As bird flu continues to spread across the San Joaquin Valley, county public health officials are working to stop transmission to humans by focusing on the group most at risk – dairy farm workers.
But there’s a catch. According to researchers, a majority of dairy farm workers are immigrants, including many who are undocumented. Now, amid sweeping federal immigration raids across the country, some immigrants have stopped engaging with government agencies at any level for fear of harassment and even deportation.
“For symptomatic employees, we worry about some of them coming forward because of the current political milieu and fear of whatever their immigration status is,” said San Joaquin County Public Health Officer Dr. Maggie Park. “We really want to reassure people who work on farms that public health agencies are here to help them. We are not here to check on their immigration status.”
To support that effort, the county has tapped El Concilio, a nonprofit community-based organization that coordinates services, including healthcare, for Hispanic communities in the Valley. Together, El Concilio and the San Joaquin County Public Health Department are passing out bird flu test kits and offering flu and COVID vaccinations in an effort to keep farm workers healthy and working.

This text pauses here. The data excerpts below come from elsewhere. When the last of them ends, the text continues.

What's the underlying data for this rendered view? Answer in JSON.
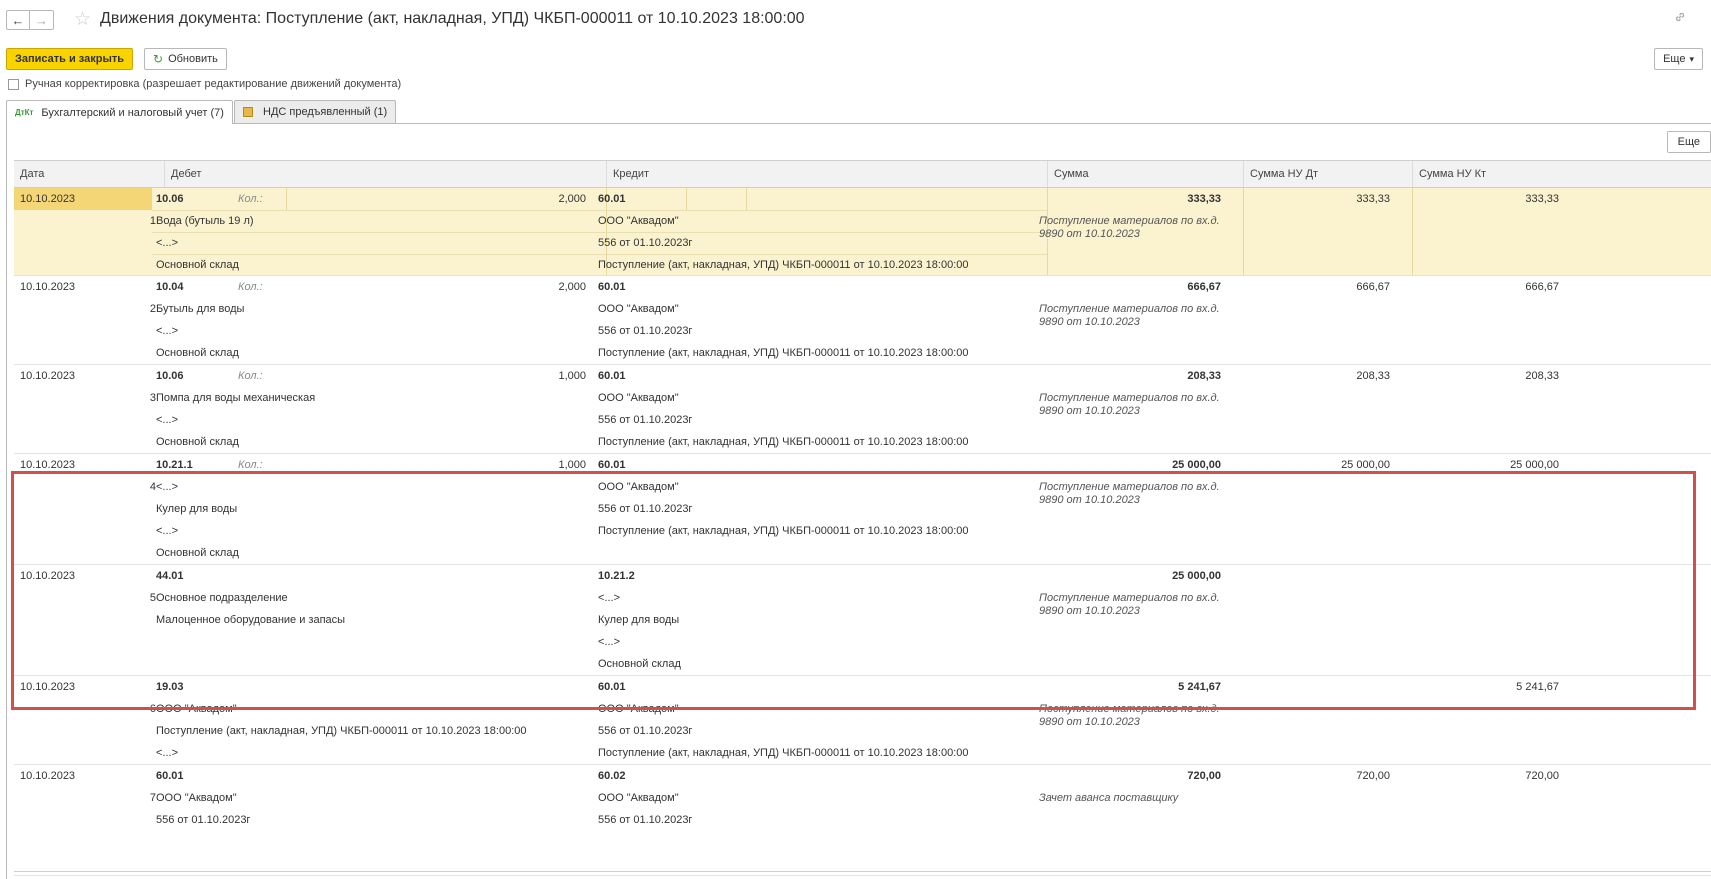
{
  "title": "Движения документа: Поступление (акт, накладная, УПД) ЧКБП-000011 от 10.10.2023 18:00:00",
  "nav": {
    "back": "←",
    "forward": "→",
    "star": "☆",
    "link": "🔗"
  },
  "toolbar": {
    "save_close": "Записать и закрыть",
    "refresh": "Обновить",
    "refresh_icon": "↻",
    "more": "Еще",
    "more_arrow": "▾"
  },
  "manual_edit": "Ручная корректировка (разрешает редактирование движений документа)",
  "tabs": [
    {
      "label": "Бухгалтерский и налоговый учет (7)",
      "icon": "ДтКт"
    },
    {
      "label": "НДС предъявленный (1)"
    }
  ],
  "table_more": "Еще",
  "columns": {
    "date": "Дата",
    "debit": "Дебет",
    "credit": "Кредит",
    "sum": "Сумма",
    "sum_nu_dt": "Сумма НУ Дт",
    "sum_nu_kt": "Сумма НУ Кт"
  },
  "kol_label": "Кол.:",
  "rows": [
    {
      "date": "10.10.2023",
      "n": "1",
      "dt_acc": "10.06",
      "dt_qty": "2,000",
      "dt_lines": [
        "Вода (бутыль 19 л)",
        "<...>",
        "Основной склад"
      ],
      "kt_acc": "60.01",
      "kt_lines": [
        "ООО \"Аквадом\"",
        "556 от 01.10.2023г",
        "Поступление (акт, накладная, УПД) ЧКБП-000011 от 10.10.2023 18:00:00"
      ],
      "sum": "333,33",
      "desc": "Поступление материалов по вх.д. 9890 от 10.10.2023",
      "nu_dt": "333,33",
      "nu_kt": "333,33"
    },
    {
      "date": "10.10.2023",
      "n": "2",
      "dt_acc": "10.04",
      "dt_qty": "2,000",
      "dt_lines": [
        "Бутыль для воды",
        "<...>",
        "Основной склад"
      ],
      "kt_acc": "60.01",
      "kt_lines": [
        "ООО \"Аквадом\"",
        "556 от 01.10.2023г",
        "Поступление (акт, накладная, УПД) ЧКБП-000011 от 10.10.2023 18:00:00"
      ],
      "sum": "666,67",
      "desc": "Поступление материалов по вх.д. 9890 от 10.10.2023",
      "nu_dt": "666,67",
      "nu_kt": "666,67"
    },
    {
      "date": "10.10.2023",
      "n": "3",
      "dt_acc": "10.06",
      "dt_qty": "1,000",
      "dt_lines": [
        "Помпа для воды механическая",
        "<...>",
        "Основной склад"
      ],
      "kt_acc": "60.01",
      "kt_lines": [
        "ООО \"Аквадом\"",
        "556 от 01.10.2023г",
        "Поступление (акт, накладная, УПД) ЧКБП-000011 от 10.10.2023 18:00:00"
      ],
      "sum": "208,33",
      "desc": "Поступление материалов по вх.д. 9890 от 10.10.2023",
      "nu_dt": "208,33",
      "nu_kt": "208,33"
    },
    {
      "date": "10.10.2023",
      "n": "4",
      "dt_acc": "10.21.1",
      "dt_qty": "1,000",
      "dt_lines": [
        "<...>",
        "Кулер для воды",
        "<...>",
        "Основной склад"
      ],
      "kt_acc": "60.01",
      "kt_lines": [
        "ООО \"Аквадом\"",
        "556 от 01.10.2023г",
        "Поступление (акт, накладная, УПД) ЧКБП-000011 от 10.10.2023 18:00:00"
      ],
      "sum": "25 000,00",
      "desc": "Поступление материалов по вх.д. 9890 от 10.10.2023",
      "nu_dt": "25 000,00",
      "nu_kt": "25 000,00"
    },
    {
      "date": "10.10.2023",
      "n": "5",
      "dt_acc": "44.01",
      "dt_qty": "",
      "dt_lines": [
        "Основное подразделение",
        "Малоценное оборудование и запасы"
      ],
      "kt_acc": "10.21.2",
      "kt_lines": [
        "<...>",
        "Кулер для воды",
        "<...>",
        "Основной склад"
      ],
      "sum": "25 000,00",
      "desc": "Поступление материалов по вх.д. 9890 от 10.10.2023",
      "nu_dt": "",
      "nu_kt": ""
    },
    {
      "date": "10.10.2023",
      "n": "6",
      "dt_acc": "19.03",
      "dt_qty": "",
      "dt_lines": [
        "ООО \"Аквадом\"",
        "Поступление (акт, накладная, УПД) ЧКБП-000011 от 10.10.2023 18:00:00",
        "<...>"
      ],
      "kt_acc": "60.01",
      "kt_lines": [
        "ООО \"Аквадом\"",
        "556 от 01.10.2023г",
        "Поступление (акт, накладная, УПД) ЧКБП-000011 от 10.10.2023 18:00:00"
      ],
      "sum": "5 241,67",
      "desc": "Поступление материалов по вх.д. 9890 от 10.10.2023",
      "nu_dt": "",
      "nu_kt": "5 241,67"
    },
    {
      "date": "10.10.2023",
      "n": "7",
      "dt_acc": "60.01",
      "dt_qty": "",
      "dt_lines": [
        "ООО \"Аквадом\"",
        "556 от 01.10.2023г"
      ],
      "kt_acc": "60.02",
      "kt_lines": [
        "ООО \"Аквадом\"",
        "556 от 01.10.2023г"
      ],
      "sum": "720,00",
      "desc": "Зачет аванса поставщику",
      "nu_dt": "720,00",
      "nu_kt": "720,00"
    }
  ]
}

El Concilio spent the COVID-19 pandemic connecting Hispanic residents in the Valley with health services and education. Inez Ruiz-Huston, El Concilio’s Vice President of Civic Engagement, said one lesson from that time was that health outreach teams need to get information to individuals at least five times before they’re likely to take action on it. Now, they’re applying that approach as they address bird flu.
“First off, we try to identify our families or workers that do already work in the poultry or dairy area,” she said “Our messaging is a little bit more different, because we know families don’t like to miss work. They want to continue working. So for us, most of the messaging is ‘we want to make sure you get vaccinated so you don’t get as sick and then you don’t miss as much work.’”
As El Concilio does its work, the organization is facing some of the same challenges as those they’re trying to help. Jose Rodriguez, president and CEO of El Concilio, said that since last year’s presidential election, the organization has become a target of harassment.
“It started right after Trump got elected, in terms of harassing calls,” Rodriquez said. “We had somebody drop off like a Trump manifesto to us. We get harassing phone calls. We get harassing messages on Facebook. It’s just the climate. There’s an anti-immigrant climate and some people are taking it further than they should.”
Last week, someone threw rocks through the windows of El Concilio’s offices in Stockton.
“We’ve gotten threats,” Rodriguez said. “We’ve gotten vandalism at several of our locations so we’re just trying to be cautious and put up a few more cameras and a few more lights and just advise our staff to be careful.”
Also known as H5N1 or avian flu, bird flu has been decimating chicken farms and raging though cattle herds across the Central Valley since last fall. Last year, the virus hit the San Joaquin Valley harder than anywhere else in the country.
Only four human cases of bird flu were documented in Stanislaus and San Joaquin counties last year, and no new cases were reported in 2025. Thus far, no human-to-human transmission has been reported anywhere in the U.S., according to the Centers for Disease Control and Prevention.
Infected cattle herds have been the number one cause of human infection to date, according to the California Department of Public Health’s dashboard on human cases of bird flu. The Animal and Plant Health Inspection Service, part of the U.S. Department of Agriculture, reports new infections of bird flu in cattle herds every 30 days. New herds of infected cattle were reported in California as recently as Feb. 12.
According to researchers, 79% of milk produced in the U.S. comes from farms that employ immigrant, often undocumented, workers, and about one-third of dairy farms need immigrant workers to stay in business.
Rodriguez said the current political climate has made helping local farm workers stay healthy more challenging than usual. In recent months, he said, El Concilio has received fewer requests for services, and his staff has started to meet with some families in their homes where they feel safer.
“There have been less people coming out, but one of the things that we’re trying to do is create a sense of normalcy and let people know that our events are safe and secure,” he said. “We’re going to do everything that we can to protect them. If anything should happen, if ICE shows up, we’ll have attorneys here to deal with that. So we just want to remind people that despite what’s going on, we’re still going to plug ahead, and we can’t let this basically control our lives.”
Vivienne Aguilar is the health equity reporter at the Central Valley Journalism Collaborative.